I am working on a project wherein I have a set of keywords [abc, xyz, klm]`. I also have a bunch of text files with content [1.txt, 2.txt, 3.txt].
What I am doing is bumping the keywords against the text files to find the line where the keyword occurs and it can do so multiple times. So I want to store the ID (text file name without .txt), Extracted_Data, Line_Number, Spwaned_Across (keyword may be spread across 2 lines)
for each occurence.
I decided to create a table for each keyword to store this data.
Tables : abc, xyz, klm
Table abc sample data :
ID Extracted_Data Line_Number Spawned_Across
12 MySQL is wonderful. What is 'abc' 34 1
So I end up with a table for each keyword. In my project, there are about 150 keywords and it can grow. So 150 tables.

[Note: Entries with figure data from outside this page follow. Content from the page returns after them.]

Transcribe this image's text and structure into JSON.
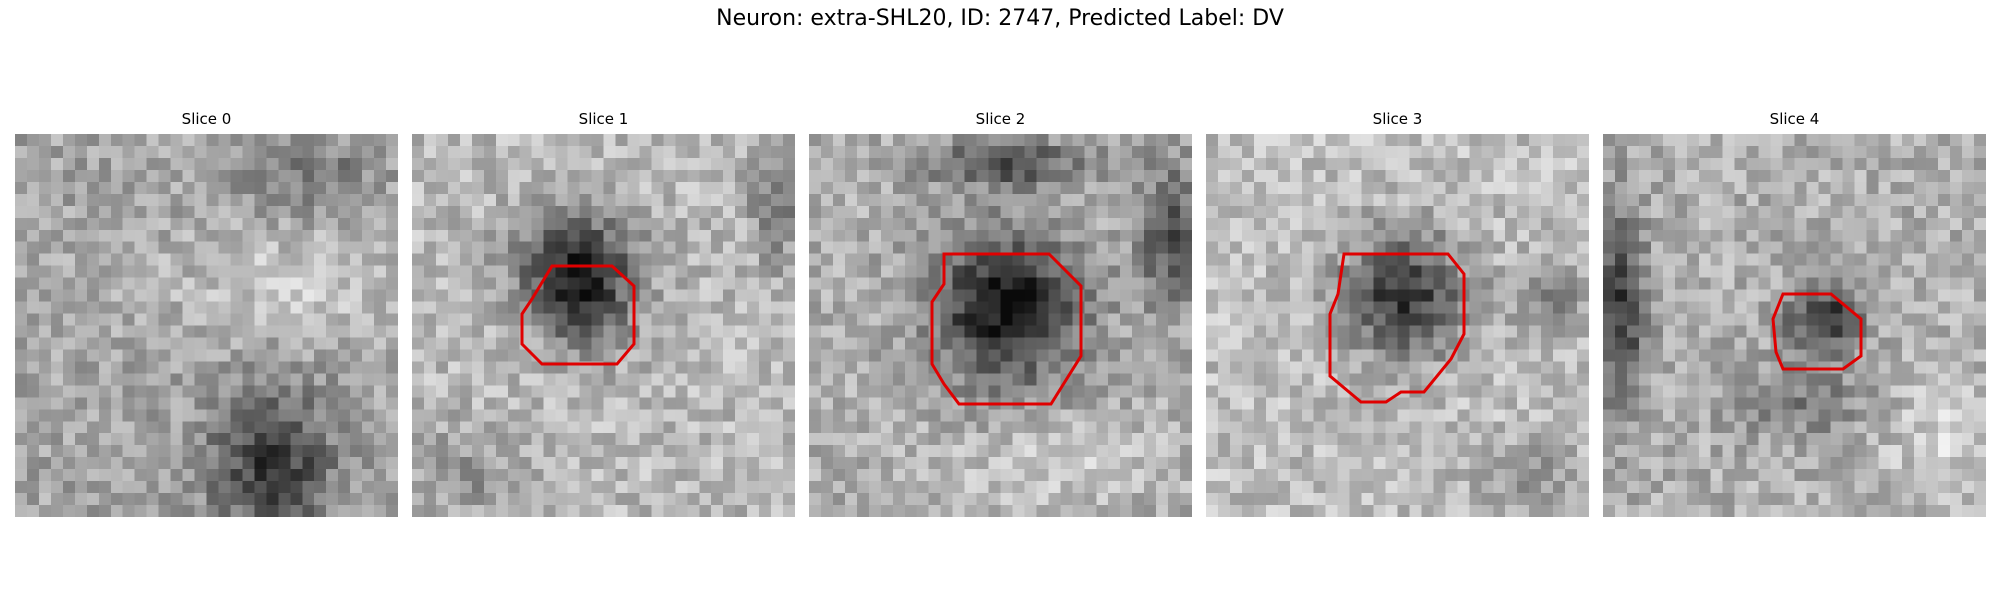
{
  "figure": {
    "title": "Neuron: extra-SHL20, ID: 2747, Predicted Label: DV"
  },
  "panels": [
    {
      "title": "Slice 0",
      "outline": null
    },
    {
      "title": "Slice 1",
      "outline": "octagon-small"
    },
    {
      "title": "Slice 2",
      "outline": "octagon-large"
    },
    {
      "title": "Slice 3",
      "outline": "octagon-medium"
    },
    {
      "title": "Slice 4",
      "outline": "octagon-tiny"
    }
  ],
  "colors": {
    "outline": "#e00000",
    "background": "#ffffff"
  }
}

Why did I choose to do this way?
For now I am required to find if the keyword exists in a file and I am sure in the future I will be asked to show where or how it occurred in the file. I am planning on creating a table automatically for each new keyword, this way I don't have to manually created each one of them or a giant table with 100s of columns.
Did I make the right decision? Your input is highly appreciated.
Don't do that. No database library is optimized for dynamic table names and you'll end up having to create your query from scratch each time you want to access a table. Also, how would you answer questions like "what data did I find on line 34 of file 12"?
You'll want three tables. In PostgreSQL syntax [*], that'd be:
CREATE TABLE source (sourceid SERIAL, filename VARCHAR NOT NULL);
CREATE TABLE keyword (keywordid SERIAL, keyword VARCHAR NOT NULL);
CREATE TABLE location (locationid SERIAL,
sourceid INTEGER NOT NULL REFERENCES source(sourceid),
keyword INTEGER NOT NULL REFERENCES keyword(keywordid),
data VARCHAR NOT NULL,
line INTEGER NOT NULL,
span INTEGER NOT NULL);
When you start processing a new text file, create a new source
tuple and remember its sourceid. When you encounter a keyword, either insert a new record for it and remember its keywordid or look up the old record. Then insert that sourceid, keywordid, and other relevant data into location
.
To answer the question I posed earlier:
SELECT * FROM
location JOIN source ON location.sourceid = source.sourceid
JOIN keyword ON location.keywordid = keyword.keywordid
WHERE
source.filename = 'foo.txt' AND
location.line = 34;
Yes, it's more work up front to do it the "right" way but you'll be paid back a million times over in performance, ease of maintenance, and ease of using the results.
[*] The MySQL syntax will be similar but I don't remember it off the top of my head and you can figure out the differences pretty easily.